Trois groupes ont été définis relativement à la santé physique et à la santé mentale autoévaluées : excellente/très bonne (grande), bonne et passable/mauvaise (piètre). Trois groupes ont été établis quant au stress quotidien autoévalué : pas du tout/pas tellement stressant (faible), un peu stressant et assez/extrêmement stressant (élevé). La détresse psychologique a été mesurée au moyen de l’échelle de détresse psychologique à 10 questions de KesslerNote 24, qui varie de 0 à 40, les scores les plus élevés indiquant une plus grande détresse; les scores de 9 ou plus indiquaient une grande détresseNote 14.

L’aide reçue au cours des 12 derniers mois comprenait de l’information, des médicaments, la consultation ou la thérapie en raison de problèmes d’émotions, de santé mentale ou de consommation d’alcool ou de drogues. L’aide officielle se rapportait aux psychiatres, médecins de famille et omnipraticiens, psychologues, infirmières et travailleurs sociaux/conseillers/psychothérapeutes. L’aide informelle se rapportait aux membres de la famille, amis, collègues/superviseurs/patrons, enseignants/directeurs d’école, programmes d’aide aux employés, ressources sur Internet (diagnostics en ligne, recherche d’aide, discussions avec d’autres/thérapie en ligne/autre), groupes d’entraide, services téléphoniques d’aide et autres.

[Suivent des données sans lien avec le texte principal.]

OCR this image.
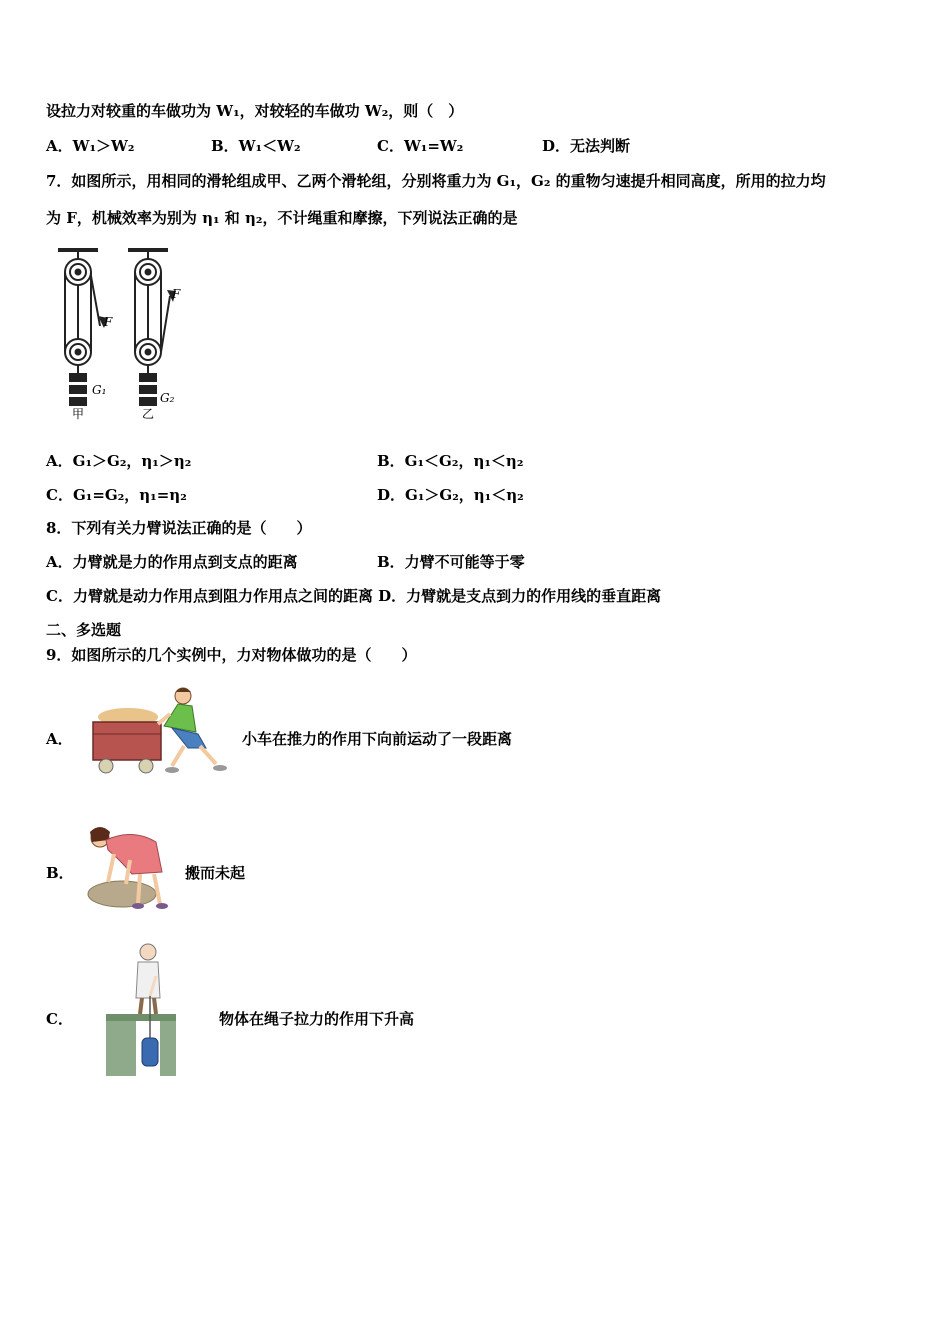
设拉力对较重的车做功为 W₁，对较轻的车做功 W₂，则（　）
A．W₁＞W₂	B．W₁＜W₂	C．W₁=W₂	D．无法判断
7．如图所示，用相同的滑轮组成甲、乙两个滑轮组，分别将重力为 G₁，G₂ 的重物匀速提升相同高度，所用的拉力均
为 F，机械效率为别为 η₁ 和 η₂，不计绳重和摩擦，下列说法正确的是
F
F
G₁
G₂
甲	乙
A．G₁＞G₂，η₁＞η₂	B．G₁＜G₂，η₁＜η₂
C．G₁=G₂，η₁=η₂	D．G₁＞G₂，η₁＜η₂
8．下列有关力臂说法正确的是（　　）
A．力臂就是力的作用点到支点的距离	B．力臂不可能等于零
C．力臂就是动力作用点到阻力作用点之间的距离 D．力臂就是支点到力的作用线的垂直距离
二、多选题
9．如图所示的几个实例中，力对物体做功的是（　　）
A．	小车在推力的作用下向前运动了一段距离
B．	搬而未起
C．	物体在绳子拉力的作用下升高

Les catégories suivantes ont été établies pour les besoins perçus de soins en santé mentale au cours des 12 derniers mois : aucun besoin perçu, tous les besoins satisfaits ou les besoins partiellement satisfaits ou non satisfaits. Les besoins particuliers se rapportaient à ce qui suit : l’information, les médicaments, la consultation ou une autre forme d’aide.

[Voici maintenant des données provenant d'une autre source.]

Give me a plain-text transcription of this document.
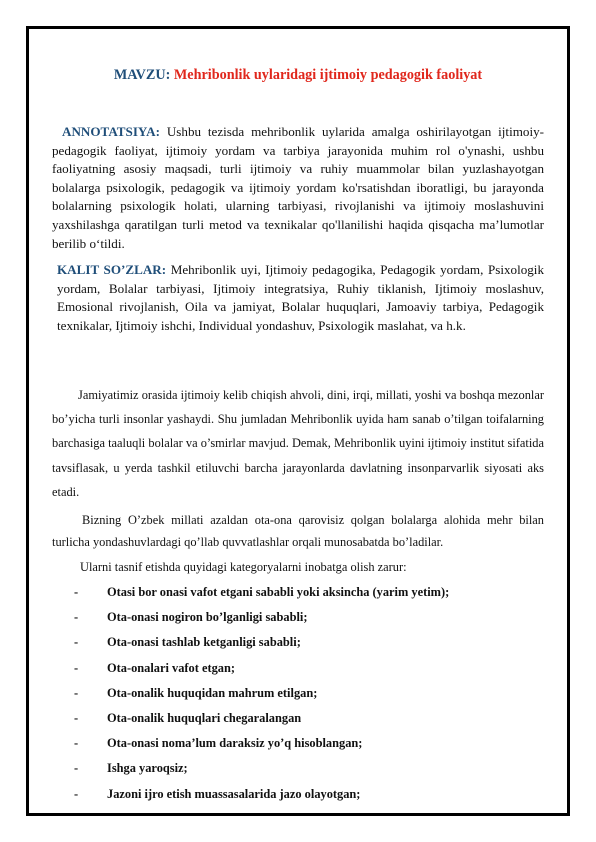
MAVZU: Mehribonlik uylaridagi ijtimoiy pedagogik faoliyat
ANNOTATSIYA: Ushbu tezisda mehribonlik uylarida amalga oshirilayotgan ijtimoiy-pedagogik faoliyat, ijtimoiy yordam va tarbiya jarayonida muhim rol o'ynashi, ushbu faoliyatning asosiy maqsadi, turli ijtimoiy va ruhiy muammolar bilan yuzlashayotgan bolalarga psixologik, pedagogik va ijtimoiy yordam ko'rsatishdan iboratligi, bu jarayonda bolalarning psixologik holati, ularning tarbiyasi, rivojlanishi va ijtimoiy moslashuvini yaxshilashga qaratilgan turli metod va texnikalar qo'llanilishi haqida qisqacha ma’lumotlar berilib o‘tildi.
KALIT SO’ZLAR: Mehribonlik uyi, Ijtimoiy pedagogika, Pedagogik yordam, Psixologik yordam, Bolalar tarbiyasi, Ijtimoiy integratsiya, Ruhiy tiklanish, Ijtimoiy moslashuv, Emosional rivojlanish, Oila va jamiyat, Bolalar huquqlari, Jamoaviy tarbiya, Pedagogik texnikalar, Ijtimoiy ishchi, Individual yondashuv, Psixologik maslahat, va h.k.
Jamiyatimiz orasida ijtimoiy kelib chiqish ahvoli, dini, irqi, millati, yoshi va boshqa mezonlar bo’yicha turli insonlar yashaydi. Shu jumladan Mehribonlik uyida ham sanab o’tilgan toifalarning barchasiga taaluqli bolalar va o’smirlar mavjud. Demak, Mehribonlik uyini ijtimoiy institut sifatida tavsiflasak, u yerda tashkil etiluvchi barcha jarayonlarda davlatning insonparvarlik siyosati aks etadi.
Bizning O’zbek millati azaldan ota-ona qarovisiz qolgan bolalarga alohida mehr bilan turlicha yondashuvlardagi qo’llab quvvatlashlar orqali munosabatda bo’ladilar.
Ularni tasnif etishda quyidagi kategoryalarni inobatga olish zarur:
-	Otasi bor onasi vafot etgani sababli yoki aksincha (yarim yetim);
-	Ota-onasi nogiron bo’lganligi sababli;
-	Ota-onasi tashlab ketganligi sababli;
-	Ota-onalari vafot etgan;
-	Ota-onalik huquqidan mahrum etilgan;
-	Ota-onalik huquqlari chegaralangan
-	Ota-onasi noma’lum daraksiz yo’q hisoblangan;
-	Ishga yaroqsiz;
-	Jazoni ijro etish muassasalarida jazo olayotgan;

Les résultats de cette étude doivent être examinés dans le contexte de plusieurs limites. L’information fournie était autodéclarée et n’a pas été vérifiée. De plus, le CIDI de l’OMS n’est pas un diagnostic clinique. Comme le trouble de l’humeur ou d’anxiété et le trouble lié à la consommation d’alcool ou de drogues sont survenus au cours de la même période de 12 mois, on a supposé qu’ils étaient simultanés; cependant, ce n’était pas nécessairement le cas. Les taux de prévalence ne sont pas comparables à ceux de l’ESCC de 2002 en raison des différences entre les troubles inclus et les instruments utilisés pour les identifier. Les taux de prévalence des troubles concomitants sont sous-déclarés, parce que l’ESSC — SM de 2012 a permis de mesurer seulement certains troubles de l’humeur ou d’anxiété et les troubles liés à la consommation d’alcool ou de drogues, et en a exclu d’autres (par exemple, les psychoses, les troubles de l’alimentation et la dépendance au jeu). L’enquête a également exclu certaines populations chez lesquelles la prévalence des troubles concomitants peut s’avérer élevée : les personnes qui vivent en établissement, les Autochtones vivant dans les réserves et les personnes sans abriNote 1Note 6Note 11.